– Вы любите молодежь, господин Тах?
   – Нет, у вас просто талант задавать блестящие вопросы, и главное – оригинальные! Да, представьте себе, я просто обожаю молодежь.
   – Для меня это неожиданность. Зная вас, я бы скорее предположил, что вы ее на дух не переносите.
   – «Зная вас»! Да что вы себе позволяете?
   – Ну, то есть зная вашу репутацию…
   – И какова же моя репутация?
   – В общем… трудно сказать.
   – Ясно. Пожалею вас и не буду настаивать.
   – Значит, вы любите молодежь? А почему?
   – Я люблю молодежь, потому что у нее есть все, чего нет у меня.
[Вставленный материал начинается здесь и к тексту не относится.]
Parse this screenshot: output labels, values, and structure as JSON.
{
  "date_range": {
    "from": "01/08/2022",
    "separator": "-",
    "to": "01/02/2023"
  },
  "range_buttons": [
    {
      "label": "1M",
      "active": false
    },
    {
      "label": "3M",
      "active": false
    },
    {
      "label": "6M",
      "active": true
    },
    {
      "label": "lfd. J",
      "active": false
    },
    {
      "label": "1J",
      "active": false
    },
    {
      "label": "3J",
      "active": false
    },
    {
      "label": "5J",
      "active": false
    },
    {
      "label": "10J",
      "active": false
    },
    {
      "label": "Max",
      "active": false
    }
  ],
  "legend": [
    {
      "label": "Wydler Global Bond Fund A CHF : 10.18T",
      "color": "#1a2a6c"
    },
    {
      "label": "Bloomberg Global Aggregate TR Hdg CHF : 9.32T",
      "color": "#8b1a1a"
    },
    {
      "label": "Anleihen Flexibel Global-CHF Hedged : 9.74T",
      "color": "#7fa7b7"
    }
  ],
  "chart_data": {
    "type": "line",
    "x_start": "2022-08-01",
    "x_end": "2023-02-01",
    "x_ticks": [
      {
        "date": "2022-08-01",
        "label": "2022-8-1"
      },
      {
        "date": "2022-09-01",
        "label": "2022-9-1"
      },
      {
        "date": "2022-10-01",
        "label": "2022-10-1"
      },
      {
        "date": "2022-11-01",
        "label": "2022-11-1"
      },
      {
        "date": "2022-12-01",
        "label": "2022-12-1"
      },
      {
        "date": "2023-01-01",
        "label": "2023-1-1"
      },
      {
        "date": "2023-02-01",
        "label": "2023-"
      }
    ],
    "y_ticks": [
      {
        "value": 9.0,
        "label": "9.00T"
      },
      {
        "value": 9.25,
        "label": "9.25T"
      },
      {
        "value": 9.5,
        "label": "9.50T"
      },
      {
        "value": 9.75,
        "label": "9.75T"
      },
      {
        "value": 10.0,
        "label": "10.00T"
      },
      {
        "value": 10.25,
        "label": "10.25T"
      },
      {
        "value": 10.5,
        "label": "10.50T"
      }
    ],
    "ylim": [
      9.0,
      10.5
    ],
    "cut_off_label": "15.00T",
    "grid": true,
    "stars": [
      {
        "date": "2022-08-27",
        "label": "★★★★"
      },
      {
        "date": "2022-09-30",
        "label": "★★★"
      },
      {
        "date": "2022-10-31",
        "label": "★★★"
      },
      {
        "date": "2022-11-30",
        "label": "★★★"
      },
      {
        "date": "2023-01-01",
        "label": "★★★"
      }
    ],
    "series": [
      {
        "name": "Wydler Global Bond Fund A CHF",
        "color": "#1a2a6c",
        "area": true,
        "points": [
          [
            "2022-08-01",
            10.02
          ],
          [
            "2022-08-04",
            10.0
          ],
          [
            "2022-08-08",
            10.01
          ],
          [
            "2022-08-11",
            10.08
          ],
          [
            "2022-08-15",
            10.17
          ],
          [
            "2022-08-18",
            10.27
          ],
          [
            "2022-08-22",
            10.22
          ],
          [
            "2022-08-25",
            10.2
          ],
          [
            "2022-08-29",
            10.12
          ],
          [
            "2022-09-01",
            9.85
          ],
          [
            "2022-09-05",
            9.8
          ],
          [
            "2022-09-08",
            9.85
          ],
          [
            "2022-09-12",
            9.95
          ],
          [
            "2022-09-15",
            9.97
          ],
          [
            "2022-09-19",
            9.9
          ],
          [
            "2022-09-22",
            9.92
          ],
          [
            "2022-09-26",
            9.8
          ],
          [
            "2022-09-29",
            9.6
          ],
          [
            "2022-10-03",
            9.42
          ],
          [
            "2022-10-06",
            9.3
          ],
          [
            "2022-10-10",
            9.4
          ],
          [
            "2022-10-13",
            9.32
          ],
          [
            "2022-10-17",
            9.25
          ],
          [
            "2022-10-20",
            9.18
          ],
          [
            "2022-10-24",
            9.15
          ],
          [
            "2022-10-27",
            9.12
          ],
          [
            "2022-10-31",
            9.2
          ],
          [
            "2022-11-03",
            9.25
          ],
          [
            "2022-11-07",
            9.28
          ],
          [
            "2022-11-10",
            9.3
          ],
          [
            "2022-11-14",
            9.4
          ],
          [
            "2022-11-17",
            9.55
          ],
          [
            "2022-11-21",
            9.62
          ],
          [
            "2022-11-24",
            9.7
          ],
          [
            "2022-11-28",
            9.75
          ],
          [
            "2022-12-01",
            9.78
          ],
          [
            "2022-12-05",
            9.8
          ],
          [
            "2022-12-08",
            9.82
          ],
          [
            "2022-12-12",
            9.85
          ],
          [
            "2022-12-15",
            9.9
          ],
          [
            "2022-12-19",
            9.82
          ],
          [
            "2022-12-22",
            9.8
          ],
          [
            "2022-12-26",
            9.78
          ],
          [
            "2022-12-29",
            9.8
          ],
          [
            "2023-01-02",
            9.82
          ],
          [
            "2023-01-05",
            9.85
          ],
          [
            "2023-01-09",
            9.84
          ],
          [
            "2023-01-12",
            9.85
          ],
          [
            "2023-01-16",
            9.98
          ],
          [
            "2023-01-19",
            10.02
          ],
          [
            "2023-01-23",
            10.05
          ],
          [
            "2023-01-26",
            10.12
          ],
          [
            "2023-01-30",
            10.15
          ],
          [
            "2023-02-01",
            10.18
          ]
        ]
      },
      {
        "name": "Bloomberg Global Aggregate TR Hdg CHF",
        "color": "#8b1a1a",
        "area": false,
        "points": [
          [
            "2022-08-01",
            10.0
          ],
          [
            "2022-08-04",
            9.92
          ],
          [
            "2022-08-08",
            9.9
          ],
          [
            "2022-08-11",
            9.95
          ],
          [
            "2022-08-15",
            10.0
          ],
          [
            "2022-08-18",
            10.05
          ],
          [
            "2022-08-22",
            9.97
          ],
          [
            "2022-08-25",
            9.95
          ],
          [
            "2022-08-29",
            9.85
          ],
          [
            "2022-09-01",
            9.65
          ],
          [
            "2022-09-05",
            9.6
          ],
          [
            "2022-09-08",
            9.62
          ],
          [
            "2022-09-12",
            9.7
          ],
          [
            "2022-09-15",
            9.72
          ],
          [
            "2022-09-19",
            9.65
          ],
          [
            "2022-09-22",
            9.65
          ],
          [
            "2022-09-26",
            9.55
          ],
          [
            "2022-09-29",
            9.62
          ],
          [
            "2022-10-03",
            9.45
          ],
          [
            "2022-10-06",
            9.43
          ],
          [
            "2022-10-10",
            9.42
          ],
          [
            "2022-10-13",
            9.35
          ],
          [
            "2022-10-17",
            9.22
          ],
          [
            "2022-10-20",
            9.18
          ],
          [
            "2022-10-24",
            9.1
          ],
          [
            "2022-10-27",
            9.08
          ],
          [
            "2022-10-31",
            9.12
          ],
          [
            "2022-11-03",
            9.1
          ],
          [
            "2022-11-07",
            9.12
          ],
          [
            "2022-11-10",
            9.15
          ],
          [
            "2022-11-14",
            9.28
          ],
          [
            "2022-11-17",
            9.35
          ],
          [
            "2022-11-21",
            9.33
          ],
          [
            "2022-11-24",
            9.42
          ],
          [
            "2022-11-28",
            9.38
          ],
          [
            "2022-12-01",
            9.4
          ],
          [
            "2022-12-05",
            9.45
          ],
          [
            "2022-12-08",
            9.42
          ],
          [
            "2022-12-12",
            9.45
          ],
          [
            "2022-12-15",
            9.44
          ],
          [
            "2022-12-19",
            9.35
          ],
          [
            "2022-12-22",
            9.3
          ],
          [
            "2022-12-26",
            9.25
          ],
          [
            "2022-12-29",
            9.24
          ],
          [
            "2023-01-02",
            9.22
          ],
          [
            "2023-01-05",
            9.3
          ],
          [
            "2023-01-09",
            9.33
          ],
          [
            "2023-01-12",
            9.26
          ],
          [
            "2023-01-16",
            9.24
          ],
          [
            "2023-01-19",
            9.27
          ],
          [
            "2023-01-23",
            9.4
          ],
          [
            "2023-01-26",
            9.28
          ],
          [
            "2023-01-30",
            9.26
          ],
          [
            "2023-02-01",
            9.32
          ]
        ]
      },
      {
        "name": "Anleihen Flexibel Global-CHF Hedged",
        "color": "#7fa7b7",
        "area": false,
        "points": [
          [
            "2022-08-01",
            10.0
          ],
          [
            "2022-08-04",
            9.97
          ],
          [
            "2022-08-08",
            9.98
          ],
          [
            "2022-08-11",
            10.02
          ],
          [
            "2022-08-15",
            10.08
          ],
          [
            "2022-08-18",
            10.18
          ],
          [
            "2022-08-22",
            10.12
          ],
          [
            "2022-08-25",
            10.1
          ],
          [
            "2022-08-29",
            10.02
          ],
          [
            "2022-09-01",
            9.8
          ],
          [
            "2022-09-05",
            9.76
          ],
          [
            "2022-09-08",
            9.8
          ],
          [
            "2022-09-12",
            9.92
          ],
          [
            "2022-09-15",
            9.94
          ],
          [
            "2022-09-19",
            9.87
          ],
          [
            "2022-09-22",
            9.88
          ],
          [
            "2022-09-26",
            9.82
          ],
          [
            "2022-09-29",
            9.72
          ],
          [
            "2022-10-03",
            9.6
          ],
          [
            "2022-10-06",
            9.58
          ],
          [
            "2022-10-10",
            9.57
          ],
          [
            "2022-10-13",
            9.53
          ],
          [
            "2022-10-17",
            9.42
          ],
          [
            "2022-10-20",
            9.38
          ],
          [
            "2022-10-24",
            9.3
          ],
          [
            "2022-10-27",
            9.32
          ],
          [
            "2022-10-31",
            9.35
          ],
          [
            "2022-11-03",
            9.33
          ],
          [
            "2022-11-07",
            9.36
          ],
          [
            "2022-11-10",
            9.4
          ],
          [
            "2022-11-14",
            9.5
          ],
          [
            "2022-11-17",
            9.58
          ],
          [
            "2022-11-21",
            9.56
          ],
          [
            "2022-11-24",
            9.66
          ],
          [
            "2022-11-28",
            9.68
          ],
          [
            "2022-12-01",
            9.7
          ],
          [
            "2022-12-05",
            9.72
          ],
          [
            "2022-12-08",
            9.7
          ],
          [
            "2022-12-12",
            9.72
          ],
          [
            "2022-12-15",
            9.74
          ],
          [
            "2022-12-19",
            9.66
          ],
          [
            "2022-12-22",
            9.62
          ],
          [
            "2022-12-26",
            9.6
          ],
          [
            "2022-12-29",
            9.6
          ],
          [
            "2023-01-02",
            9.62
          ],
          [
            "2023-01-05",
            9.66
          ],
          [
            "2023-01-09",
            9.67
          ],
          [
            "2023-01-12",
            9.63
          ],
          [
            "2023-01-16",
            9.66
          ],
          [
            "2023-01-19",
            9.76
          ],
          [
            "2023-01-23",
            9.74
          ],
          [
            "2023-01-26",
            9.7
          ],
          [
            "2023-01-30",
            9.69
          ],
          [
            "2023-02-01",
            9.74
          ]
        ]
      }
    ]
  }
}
За это она заслуживает любви и восхищения.
   – Какой волнительный ответ, господин Тах.
   – Дать вам носовой платок?
   – Почему вам непременно нужно высмеивать благородные порывы вашей души?
   – Благородные порывы моей души? Как вам, черт возьми, в голову пришла такая дичь?
   – Извините, господин Тах, вы сами навели меня на такую мысль: ваши слова о молодежи были поистине трогательны.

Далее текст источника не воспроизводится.